En el anochecer del sábado el monte Ulia hizo descender sus brumas hasta la misma playa de la Zurriola. Fue en ese ambiente oscuro, con premonición de tormenta, como muchos donostiarras escucharon por primera vez “Mendi-Mendiyan”, obra maestra de su conciudadano José María Usandizaga, más recordado en la ciudad por las calles y colegios que llevan su nombre que por la cantidad de veces que se interpreta su música. “Mendi-Mendiyan” es, además, uno de los títulos referenciales de la ópera nacional vasca, junto a otras maravillas como la “Mirentxu” que, por la misma época –nos remontamos a 1910– estrenó el gasteiztarra Jesús Guridi. Juntos marcaron un camino, a través de la apropiación del folclore, para la representación sobre los escenarios del espíritu nacional vasco, ese ideal que por aquellos años perseguía la Euskal Pizkundea. Sin embargo, y a diferencia del teatro lírico de Guridi, que muestra una Euskal Herria luminosa, noble y cristiana, “Mendi-Mendiyan” es una ópera inquietante, casi inhóspita, que refleja el aislamiento y las bajas pasiones de un grupo de pastores de la sierra de Aizkorri. La primera imagen de la ópera es, de hecho, una pesadilla, la de Andrea soñando con el ataque de un lobo. En su desarrollo aparecen después temas como la pobreza, la posición social, los celos y la envidia, que desatarán el odio y, en última instancia, el asesinato. Como volvería a demostrar con “Las golondrinas” y “La llama”, el talento de Usandizaga se inflamaba con lo tremendo, y por eso el de “Mendi-Mendiyan” no es el típico cuadro vasco idealizado. Como ópera, eso sí, es espléndida porque posee todos los componentes que dan forma a un buen melodrama, a pesar de su libreto, discreto, un tanto naif en realidad, pero que le sirve a Usandizaga para desplegar su vis dramática y demostrar la maestría que ya había alcanzado como compositor con solo 22 años.

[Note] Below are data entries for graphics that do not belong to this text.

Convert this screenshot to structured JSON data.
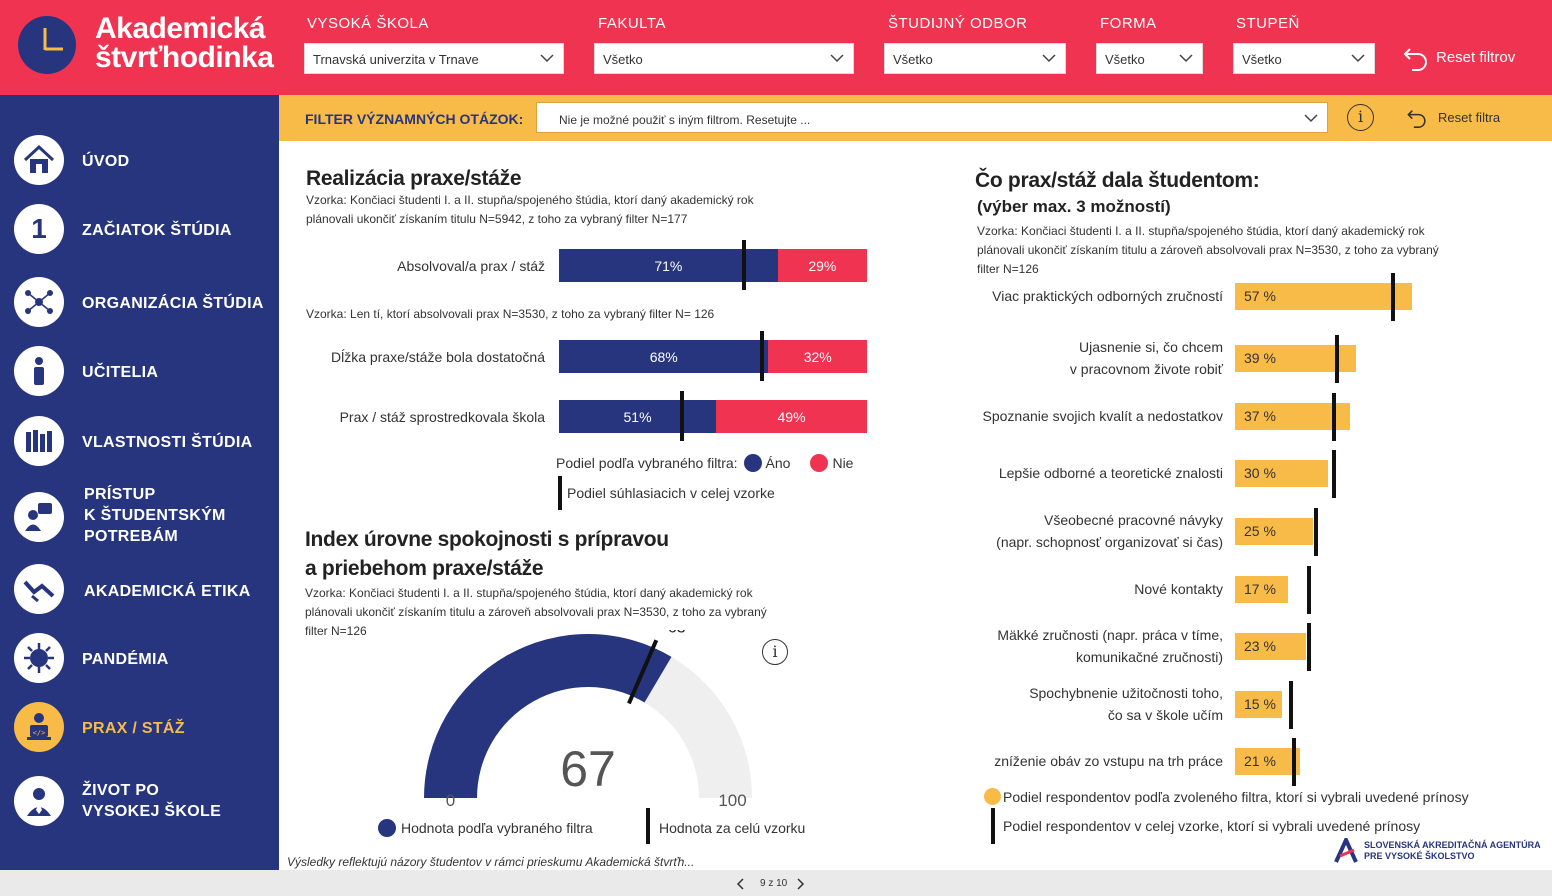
{
  "app": {
    "logo_line1": "Akademická",
    "logo_line2": "štvrťhodinka"
  },
  "filters": [
    {
      "label": "VYSOKÁ ŠKOLA",
      "value": "Trnavská univerzita v Trnave"
    },
    {
      "label": "FAKULTA",
      "value": "Všetko"
    },
    {
      "label": "ŠTUDIJNÝ ODBOR",
      "value": "Všetko"
    },
    {
      "label": "FORMA",
      "value": "Všetko"
    },
    {
      "label": "STUPEŇ",
      "value": "Všetko"
    }
  ],
  "reset_filters": "Reset filtrov",
  "sidebar": {
    "items": [
      {
        "label": "ÚVOD",
        "icon": "home-icon"
      },
      {
        "label": "ZAČIATOK ŠTÚDIA",
        "icon": "number-one-icon"
      },
      {
        "label": "ORGANIZÁCIA ŠTÚDIA",
        "icon": "network-icon"
      },
      {
        "label": "UČITELIA",
        "icon": "teacher-icon"
      },
      {
        "label": "VLASTNOSTI ŠTÚDIA",
        "icon": "books-icon"
      },
      {
        "label": "PRÍSTUP",
        "label2": "K ŠTUDENTSKÝM",
        "label3": "POTREBÁM",
        "icon": "support-icon"
      },
      {
        "label": "AKADEMICKÁ ETIKA",
        "icon": "handshake-icon"
      },
      {
        "label": "PANDÉMIA",
        "icon": "virus-icon"
      },
      {
        "label": "PRAX / STÁŽ",
        "icon": "developer-icon",
        "active": true
      },
      {
        "label": "ŽIVOT PO",
        "label2": "VYSOKEJ ŠKOLE",
        "icon": "graduate-icon"
      }
    ]
  },
  "question_filter": {
    "label": "FILTER VÝZNAMNÝCH OTÁZOK:",
    "value": "Nie je možné použiť s iným filtrom. Resetujte ...",
    "reset": "Reset filtra",
    "info": "i"
  },
  "realization": {
    "title": "Realizácia praxe/stáže",
    "sample1_line1": "Vzorka: Končiaci študenti I. a II. stupňa/spojeného štúdia, ktorí daný akademický rok",
    "sample1_line2": "plánovali ukončiť získaním titulu N=5942, z toho za vybraný filter N=177",
    "sample2": "Vzorka: Len tí, ktorí absolvovali prax N=3530, z toho za vybraný filter N= 126",
    "legend_prefix": "Podiel podľa vybraného filtra:",
    "legend_yes": "Áno",
    "legend_no": "Nie",
    "legend_marker": "Podiel súhlasiacich v celej vzorke",
    "color_yes": "#26357e",
    "color_no": "#ef3350"
  },
  "chart_data": [
    {
      "type": "bar",
      "stacked": true,
      "orientation": "horizontal",
      "categories": [
        "Absolvoval/a prax / stáž",
        "Dĺžka praxe/stáže bola dostatočná",
        "Prax / stáž sprostredkovala škola"
      ],
      "series": [
        {
          "name": "Áno",
          "values": [
            71,
            68,
            51
          ],
          "labels": [
            "71%",
            "68%",
            "51%"
          ]
        },
        {
          "name": "Nie",
          "values": [
            29,
            32,
            49
          ],
          "labels": [
            "29%",
            "32%",
            "49%"
          ]
        }
      ],
      "marker_name": "Podiel súhlasiacich v celej vzorke",
      "markers": [
        60,
        66,
        40
      ]
    },
    {
      "type": "gauge",
      "title_line1": "Index úrovne spokojnosti s prípravou",
      "title_line2": "a priebehom praxe/stáže",
      "sample_line1": "Vzorka: Končiaci študenti I. a II. stupňa/spojeného štúdia, ktorí daný akademický rok",
      "sample_line2": "plánovali ukončiť získaním titulu a zároveň absolvovali prax N=3530, z toho za vybraný",
      "sample_line3": "filter N=126",
      "value": 67,
      "value_label": "67",
      "reference": 63,
      "reference_label": "63",
      "min": 0,
      "min_label": "0",
      "max": 100,
      "max_label": "100",
      "legend_value": "Hodnota podľa vybraného filtra",
      "legend_reference": "Hodnota za celú vzorku",
      "info": "i",
      "color_value": "#26357e",
      "color_rest": "#efefef"
    },
    {
      "type": "bar",
      "orientation": "horizontal",
      "title_line1": "Čo prax/stáž dala študentom:",
      "title_line2": "(výber max. 3 možností)",
      "sample_line1": "Vzorka: Končiaci študenti I. a II. stupňa/spojeného štúdia, ktorí daný akademický rok",
      "sample_line2": "plánovali ukončiť získaním titulu a zároveň absolvovali prax N=3530, z toho za vybraný",
      "sample_line3": "filter N=126",
      "categories": [
        [
          "Viac praktických odborných zručností"
        ],
        [
          "Ujasnenie si, čo chcem",
          "v pracovnom živote robiť"
        ],
        [
          "Spoznanie svojich kvalít a nedostatkov"
        ],
        [
          "Lepšie odborné a teoretické znalosti"
        ],
        [
          "Všeobecné pracovné návyky",
          "(napr. schopnosť organizovať si čas)"
        ],
        [
          "Nové kontakty"
        ],
        [
          "Mäkké zručnosti (napr. práca v tíme,",
          "komunikačné zručnosti)"
        ],
        [
          "Spochybnenie užitočnosti toho,",
          "čo sa v škole učím"
        ],
        [
          "zníženie obáv zo vstupu na trh práce"
        ]
      ],
      "values": [
        57,
        39,
        37,
        30,
        25,
        17,
        23,
        15,
        21
      ],
      "value_labels": [
        "57 %",
        "39 %",
        "37 %",
        "30 %",
        "25 %",
        "17 %",
        "23 %",
        "15 %",
        "21 %"
      ],
      "markers": [
        51,
        33,
        32,
        32,
        26,
        24,
        24,
        18,
        19
      ],
      "legend_value": "Podiel respondentov podľa zvoleného filtra, ktorí si vybrali uvedené prínosy",
      "legend_marker": "Podiel respondentov v celej vzorke, ktorí si vybrali uvedené prínosy",
      "color": "#f8bb48"
    }
  ],
  "footer": {
    "note": "Výsledky reflektujú názory študentov v rámci prieskumu Akademická štvrťh...",
    "agency_line1": "SLOVENSKÁ AKREDITAČNÁ AGENTÚRA",
    "agency_line2": "PRE VYSOKÉ ŠKOLSTVO",
    "page": "9 z 10"
  }
}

Por desgracia, la interpretación del sábado no fue del todo lo redonda que cabría esperar de una ocasión histórica, la recuperación de la ópera completa en la ciudad en el marco del centenario de la muerte de Usandizaga. Han llegado noticias del quebradero de cabeza que ha sido reconstruir el manuscrito original y limpiarlo de erratas, proceso que siguió incluso durante los ensayos. Quizá por eso el rendimiento de la Orquesta de Euskadi fue bueno pero no al gran nivel de la “Tosca” de la semana anterior, se respiraba aquí cierta falta de asimilación de la partitura. Lo mismo por el director, Antoni Ros-Marbà, quien hizo una lectura muy correcta pero sin la flexibilidad en tempo y dinámicas que la intensa teatralidad de la música parece requerir en tantos momentos. El elenco vocal tuvo una gran virtud: todos hablaban euskara y su forma de expresarse fue muy natural. El único que no conocía el idioma, Miguel Borrallo, fue la pata coja entre unos solistas que funcionaron notablemente, con mención especial para la esforzada interpretación de Arantza Ezenarro, el espontáneo “Txiki” de Olatz Saitua y el “Kaiku” de Fernando Latorre. El Easo cantó de forma soberbia su breve intervención.